Your credit score is a crucial aspect of your financial life, but did you know that there are components of your credit score that you may not be aware of? In this blog post, we're going to reveal some mind-blowing components of your credit score that you never knew existed.
First, let's start with the most common components of a credit score: payment history, credit utilization, credit history, new credit, and types of credit.
Your payment history contributes to your credit score, making up 35%. Remember that late/missed payments could significantly lower this important number, so try to be proactive about ensuring all bills are paid off on time! Credit utilization also heavily influences your rating, with experts recommending hovering around 30%. This subtly demonstrates responsibility when utilizing available lines of credit; pay attention to how you use them and aim for moderation!
Credit history, which accounts for 15% of your score, is when you've had credit. The longer your credit history, the better. It's also important to have a mix of different types of credit, such as a mortgage, a car loan, and a credit card.
Your credit score is significantly impacted by the history of your accounts, how many new ones you've opened, and what type. Having a long past with no more than one account opening at a time will boost it; having diverse types such as car loans, mortgages or cards can further help you build better credit.
Now, let's talk about some lesser-known components of a credit score:
- Credit inquiries: Each time you apply for credit, the lender will perform a credit inquiry. This can lower your credit score, so you must be mindful of the number of credit inquiries you have.
- Credit mix: Lenders like to see a combination of different types of credit, such as a mortgage, a car loan, and a credit card. Having a mix of different types of credit can help to improve your score.
- Credit age: The age of your credit accounts can also impact your score. The longer you've had credit, the better.
- Credit utilization on individual accounts: The overall credit utilization is important, as well as the utilization of individual credit accounts.
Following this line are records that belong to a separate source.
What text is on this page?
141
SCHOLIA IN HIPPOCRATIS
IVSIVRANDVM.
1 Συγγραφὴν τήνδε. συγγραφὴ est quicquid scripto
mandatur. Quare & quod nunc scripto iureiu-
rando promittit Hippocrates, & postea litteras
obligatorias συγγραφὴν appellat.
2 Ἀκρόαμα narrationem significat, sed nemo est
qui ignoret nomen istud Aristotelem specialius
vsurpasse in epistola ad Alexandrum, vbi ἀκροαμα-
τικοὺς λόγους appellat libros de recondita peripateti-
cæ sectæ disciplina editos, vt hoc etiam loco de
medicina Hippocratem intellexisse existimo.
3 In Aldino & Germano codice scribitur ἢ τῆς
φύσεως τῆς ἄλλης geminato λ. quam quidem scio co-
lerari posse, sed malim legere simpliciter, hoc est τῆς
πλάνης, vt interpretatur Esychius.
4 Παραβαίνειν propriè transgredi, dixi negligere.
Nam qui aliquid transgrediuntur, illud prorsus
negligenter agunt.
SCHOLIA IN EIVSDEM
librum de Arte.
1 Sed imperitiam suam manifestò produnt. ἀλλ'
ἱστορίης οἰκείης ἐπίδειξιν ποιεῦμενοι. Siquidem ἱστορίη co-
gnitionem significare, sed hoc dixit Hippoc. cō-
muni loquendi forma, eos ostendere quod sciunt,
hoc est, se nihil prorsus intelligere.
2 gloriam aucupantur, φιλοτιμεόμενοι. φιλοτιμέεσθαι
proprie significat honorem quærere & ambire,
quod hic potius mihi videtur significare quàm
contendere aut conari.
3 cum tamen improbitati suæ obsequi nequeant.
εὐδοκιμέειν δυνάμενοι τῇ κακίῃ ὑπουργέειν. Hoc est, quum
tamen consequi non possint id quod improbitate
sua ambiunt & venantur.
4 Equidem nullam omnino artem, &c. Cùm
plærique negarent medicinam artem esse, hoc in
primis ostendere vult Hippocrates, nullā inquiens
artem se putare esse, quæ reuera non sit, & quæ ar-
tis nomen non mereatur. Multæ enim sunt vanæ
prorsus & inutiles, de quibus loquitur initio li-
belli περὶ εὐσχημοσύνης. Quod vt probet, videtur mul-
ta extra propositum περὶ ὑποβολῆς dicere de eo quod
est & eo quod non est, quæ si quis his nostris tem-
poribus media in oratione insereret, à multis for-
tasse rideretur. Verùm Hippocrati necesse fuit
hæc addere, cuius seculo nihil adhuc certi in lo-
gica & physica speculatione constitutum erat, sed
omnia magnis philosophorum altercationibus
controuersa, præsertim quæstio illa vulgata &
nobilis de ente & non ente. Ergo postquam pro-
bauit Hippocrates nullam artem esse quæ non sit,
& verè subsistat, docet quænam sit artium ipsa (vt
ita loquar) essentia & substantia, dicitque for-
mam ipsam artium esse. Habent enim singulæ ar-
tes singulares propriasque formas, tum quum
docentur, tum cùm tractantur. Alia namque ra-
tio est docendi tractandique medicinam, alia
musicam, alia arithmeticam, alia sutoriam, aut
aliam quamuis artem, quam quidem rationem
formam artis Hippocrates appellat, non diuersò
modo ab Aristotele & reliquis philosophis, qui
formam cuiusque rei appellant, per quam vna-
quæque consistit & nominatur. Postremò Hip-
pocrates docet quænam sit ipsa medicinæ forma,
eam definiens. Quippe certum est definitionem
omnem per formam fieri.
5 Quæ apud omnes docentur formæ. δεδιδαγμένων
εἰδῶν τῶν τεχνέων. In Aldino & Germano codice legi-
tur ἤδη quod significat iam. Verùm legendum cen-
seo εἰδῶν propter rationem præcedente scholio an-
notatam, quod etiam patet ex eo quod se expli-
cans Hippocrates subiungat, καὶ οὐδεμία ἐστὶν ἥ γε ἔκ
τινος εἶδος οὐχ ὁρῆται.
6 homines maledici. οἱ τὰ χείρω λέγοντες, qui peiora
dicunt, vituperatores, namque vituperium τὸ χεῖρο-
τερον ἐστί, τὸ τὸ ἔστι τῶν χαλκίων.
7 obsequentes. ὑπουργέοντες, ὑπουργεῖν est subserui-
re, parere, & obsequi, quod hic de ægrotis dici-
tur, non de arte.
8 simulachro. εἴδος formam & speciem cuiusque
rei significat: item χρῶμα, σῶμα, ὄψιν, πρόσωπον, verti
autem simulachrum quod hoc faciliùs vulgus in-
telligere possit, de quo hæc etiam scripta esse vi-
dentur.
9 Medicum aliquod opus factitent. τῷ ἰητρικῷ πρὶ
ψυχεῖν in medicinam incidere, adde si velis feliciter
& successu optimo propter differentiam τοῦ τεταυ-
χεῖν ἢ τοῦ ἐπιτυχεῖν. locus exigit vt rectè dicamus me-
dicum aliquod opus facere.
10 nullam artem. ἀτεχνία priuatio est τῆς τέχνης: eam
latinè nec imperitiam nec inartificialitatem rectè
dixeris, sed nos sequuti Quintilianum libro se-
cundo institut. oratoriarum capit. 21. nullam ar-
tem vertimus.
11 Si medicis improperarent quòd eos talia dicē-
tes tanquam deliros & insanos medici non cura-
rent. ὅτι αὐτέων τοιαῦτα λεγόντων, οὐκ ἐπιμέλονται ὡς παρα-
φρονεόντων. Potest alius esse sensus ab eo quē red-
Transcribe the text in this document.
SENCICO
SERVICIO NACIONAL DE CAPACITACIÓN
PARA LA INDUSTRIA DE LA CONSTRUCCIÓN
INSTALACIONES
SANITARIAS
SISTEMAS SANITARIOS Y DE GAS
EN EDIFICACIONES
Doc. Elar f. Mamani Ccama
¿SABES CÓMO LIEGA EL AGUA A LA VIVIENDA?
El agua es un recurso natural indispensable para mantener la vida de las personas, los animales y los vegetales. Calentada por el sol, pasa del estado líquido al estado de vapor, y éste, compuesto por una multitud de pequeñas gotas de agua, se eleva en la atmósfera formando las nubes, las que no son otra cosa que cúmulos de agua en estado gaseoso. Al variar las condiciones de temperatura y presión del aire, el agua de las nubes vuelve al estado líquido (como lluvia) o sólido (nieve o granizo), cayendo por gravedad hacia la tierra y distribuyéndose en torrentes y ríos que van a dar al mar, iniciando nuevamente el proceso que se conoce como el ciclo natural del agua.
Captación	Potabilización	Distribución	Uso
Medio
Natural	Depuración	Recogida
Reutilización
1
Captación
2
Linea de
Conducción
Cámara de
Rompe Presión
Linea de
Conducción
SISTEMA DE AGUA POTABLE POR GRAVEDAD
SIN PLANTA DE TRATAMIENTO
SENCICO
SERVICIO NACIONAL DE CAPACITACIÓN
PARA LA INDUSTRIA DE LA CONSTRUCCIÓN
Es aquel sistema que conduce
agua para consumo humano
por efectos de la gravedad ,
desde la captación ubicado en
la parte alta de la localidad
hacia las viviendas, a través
For example, if one of your credit cards has high utilization and others have low utilization, it can negatively affect your score.
- Credit history with different lenders: Having a good credit history with different lenders can also help to improve your score. This shows that you can handle different types of credit and have a track record of responsible borrowing.
- Credit diversity: Having a diverse credit portfolio can also help to improve your score. This includes having different credit accounts, such as a mortgage, a car loan, and a credit card.
- Income-to-debt ratio: Some credit scoring models take into account your income-to-debt ratio. This means that the higher your income, the better your chances of getting approved for credit.
- Residency history: Lenders also look at how long you've lived at your current address and if you have a stable residency history. This is because lenders like to see that you have a stable living situation and are less likely to default on a loan.
- Employment history: Similarly, lenders also look at your employment history. They want to see that you have a stable job and income and that you have been with the same employer for a while. This shows that you have a regular income and are less likely to default on a loan.
- Demographic information: Some credit scoring models consider demographic information such as age, gender, and race. While this may seem unfair, lenders use this information to identify patterns in borrowing behavior.
It's important to note that not all credit scoring models take into account all of these components, and the weight of each component may vary. However, understanding these lesser-known components of a credit score can give you a better understanding of how your credit score is calculated and what you can do to improve it.
In conclusion, many factors go into determining your credit score, some of which may surprise you. By understanding your credit score's components, you can take the necessary steps to improve it and achieve a higher credit score. This includes being mindful of your credit inquiries, having a diverse credit mix, maintaining a good credit history, paying down debt, and keeping your credit card balances low. By taking the time to understand your credit score, you can unlock the secrets to a better financial future.